John was a gifted student who enjoyed the rewards of scholarship but he was usually dreaming of the hills and eagerly awaiting the vacations he would spend among them. His dreams took him on climbs in the Cascades, the Juneau Icefield, on the volcanoes of Mexico and Peru, in the Cordillera Blanca, the White Mountains in New Hampshire, the Coast Range in British Columbia, the Sierra Nevada and finally in the St. Elias Mountains. There he led an expedition which climbed Mount Logan and then while ascending Mount St. Elias, John and three of his companions were overwhelmed by a massive wet snow and ice avalanche.

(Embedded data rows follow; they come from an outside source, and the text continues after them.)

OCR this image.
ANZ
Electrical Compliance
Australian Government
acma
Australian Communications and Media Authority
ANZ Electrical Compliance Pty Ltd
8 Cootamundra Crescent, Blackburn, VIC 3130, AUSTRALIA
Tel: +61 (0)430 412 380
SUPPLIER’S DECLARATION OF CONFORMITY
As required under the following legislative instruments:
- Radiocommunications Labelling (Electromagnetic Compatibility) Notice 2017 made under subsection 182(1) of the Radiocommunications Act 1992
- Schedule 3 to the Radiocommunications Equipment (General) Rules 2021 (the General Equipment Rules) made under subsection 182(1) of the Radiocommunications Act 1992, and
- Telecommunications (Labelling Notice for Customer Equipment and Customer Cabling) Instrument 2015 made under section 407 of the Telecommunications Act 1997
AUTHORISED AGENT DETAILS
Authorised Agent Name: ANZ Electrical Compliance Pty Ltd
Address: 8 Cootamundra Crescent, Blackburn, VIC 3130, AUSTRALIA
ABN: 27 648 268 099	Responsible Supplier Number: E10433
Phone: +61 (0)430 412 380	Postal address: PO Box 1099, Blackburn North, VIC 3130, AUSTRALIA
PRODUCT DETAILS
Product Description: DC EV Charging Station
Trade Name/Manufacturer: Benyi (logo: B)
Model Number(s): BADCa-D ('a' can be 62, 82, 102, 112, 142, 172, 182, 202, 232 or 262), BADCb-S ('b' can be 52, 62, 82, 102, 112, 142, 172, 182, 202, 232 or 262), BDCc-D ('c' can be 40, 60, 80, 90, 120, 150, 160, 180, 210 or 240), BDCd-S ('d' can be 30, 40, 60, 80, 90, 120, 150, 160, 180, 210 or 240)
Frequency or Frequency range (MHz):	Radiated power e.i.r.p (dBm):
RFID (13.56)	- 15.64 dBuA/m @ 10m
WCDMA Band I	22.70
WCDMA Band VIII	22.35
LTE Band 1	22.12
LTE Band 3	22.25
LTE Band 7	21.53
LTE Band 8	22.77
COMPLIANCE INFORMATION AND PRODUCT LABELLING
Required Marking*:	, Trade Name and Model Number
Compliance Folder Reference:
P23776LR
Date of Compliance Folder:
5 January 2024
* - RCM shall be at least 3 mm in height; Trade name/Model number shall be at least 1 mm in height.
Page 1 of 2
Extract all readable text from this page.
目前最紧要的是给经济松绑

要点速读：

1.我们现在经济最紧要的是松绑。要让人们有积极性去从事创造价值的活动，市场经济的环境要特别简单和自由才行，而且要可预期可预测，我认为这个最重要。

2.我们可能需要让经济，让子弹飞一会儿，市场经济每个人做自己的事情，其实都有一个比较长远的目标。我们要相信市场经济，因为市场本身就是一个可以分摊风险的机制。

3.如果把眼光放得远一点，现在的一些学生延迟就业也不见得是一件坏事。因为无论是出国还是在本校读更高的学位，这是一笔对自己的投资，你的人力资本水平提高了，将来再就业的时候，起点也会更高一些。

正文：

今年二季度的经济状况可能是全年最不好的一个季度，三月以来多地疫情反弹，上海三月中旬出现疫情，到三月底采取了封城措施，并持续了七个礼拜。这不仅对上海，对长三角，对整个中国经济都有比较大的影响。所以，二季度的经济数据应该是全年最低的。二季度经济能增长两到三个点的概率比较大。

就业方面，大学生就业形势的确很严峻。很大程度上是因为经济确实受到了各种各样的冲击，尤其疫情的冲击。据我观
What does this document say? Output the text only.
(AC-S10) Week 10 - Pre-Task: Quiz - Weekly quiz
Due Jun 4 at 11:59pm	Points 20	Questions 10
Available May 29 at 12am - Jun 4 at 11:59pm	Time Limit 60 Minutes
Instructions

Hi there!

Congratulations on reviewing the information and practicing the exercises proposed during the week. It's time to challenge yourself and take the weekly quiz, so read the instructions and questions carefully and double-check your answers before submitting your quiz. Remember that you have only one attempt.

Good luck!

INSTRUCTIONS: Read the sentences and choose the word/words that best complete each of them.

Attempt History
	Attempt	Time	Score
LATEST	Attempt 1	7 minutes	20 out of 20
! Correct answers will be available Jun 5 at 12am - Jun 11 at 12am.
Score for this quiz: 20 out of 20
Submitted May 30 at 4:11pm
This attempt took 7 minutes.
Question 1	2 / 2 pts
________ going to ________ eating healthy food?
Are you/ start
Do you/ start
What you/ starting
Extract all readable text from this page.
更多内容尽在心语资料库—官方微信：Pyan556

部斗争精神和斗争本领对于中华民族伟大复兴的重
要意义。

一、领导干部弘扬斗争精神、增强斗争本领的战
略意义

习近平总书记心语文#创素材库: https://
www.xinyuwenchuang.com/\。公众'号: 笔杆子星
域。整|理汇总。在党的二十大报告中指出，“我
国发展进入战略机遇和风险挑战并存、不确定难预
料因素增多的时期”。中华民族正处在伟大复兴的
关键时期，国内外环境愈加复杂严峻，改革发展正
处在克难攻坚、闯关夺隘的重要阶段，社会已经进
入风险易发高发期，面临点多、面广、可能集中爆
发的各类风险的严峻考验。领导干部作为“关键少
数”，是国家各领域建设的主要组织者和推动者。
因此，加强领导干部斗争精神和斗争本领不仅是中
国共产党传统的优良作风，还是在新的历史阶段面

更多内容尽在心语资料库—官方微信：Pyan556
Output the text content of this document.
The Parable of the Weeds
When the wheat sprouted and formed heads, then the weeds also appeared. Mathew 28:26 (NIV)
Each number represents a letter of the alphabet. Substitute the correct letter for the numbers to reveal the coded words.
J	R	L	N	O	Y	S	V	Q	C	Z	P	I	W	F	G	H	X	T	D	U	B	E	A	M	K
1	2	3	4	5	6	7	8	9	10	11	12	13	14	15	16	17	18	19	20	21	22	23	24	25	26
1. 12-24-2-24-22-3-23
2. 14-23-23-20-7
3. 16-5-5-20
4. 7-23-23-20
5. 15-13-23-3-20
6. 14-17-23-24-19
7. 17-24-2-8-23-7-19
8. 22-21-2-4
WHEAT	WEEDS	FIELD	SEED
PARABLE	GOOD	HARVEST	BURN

It is no discredit to John's memory to say that in spite of the range of his mountaineering experience, he was not a highly skilled climber. He would never have claimed that he was. He had not learned or even attempted many of the finer, more difficult techniques of rock and ice climbing. He would have preferred a good hike to aid climbing or bouldering. Walls did not interest him. He was perfectly happy climbing on good snow with perhaps a little ice for variety and a modest rock scramble. Though John enjoyed the pleasures of exploration he did not disdain the use of an easy guide-book route if it enabled him to climb the peak he had chosen. John did not go to the mountains to set records, break new paths, or challenge the invincible. He did not seek to defy the elements or conquer the natural world but rather he sought the freedom of being one with them. He had an unusual ability to bear the discomforts imposed by a frequently hostile mountaineering environment. Wet, cold, scorching sunlight, wind, fatigue, hunger, thirst; all these mattered little to him. Mountaineering also provided John with a wilderness experience that could satisfy his restless energy and demand the utmost of his great strength and endurance.
John Hall loved the beauty of the hills and he knew the peace that is to be found in their vast, cold spaces and silences. Indeed, he seemed capable, as few men are, of comprehending and delighting in the full richness of the mountaineering experience. It was as if he had a special relationship with mountains. He was so alive among them.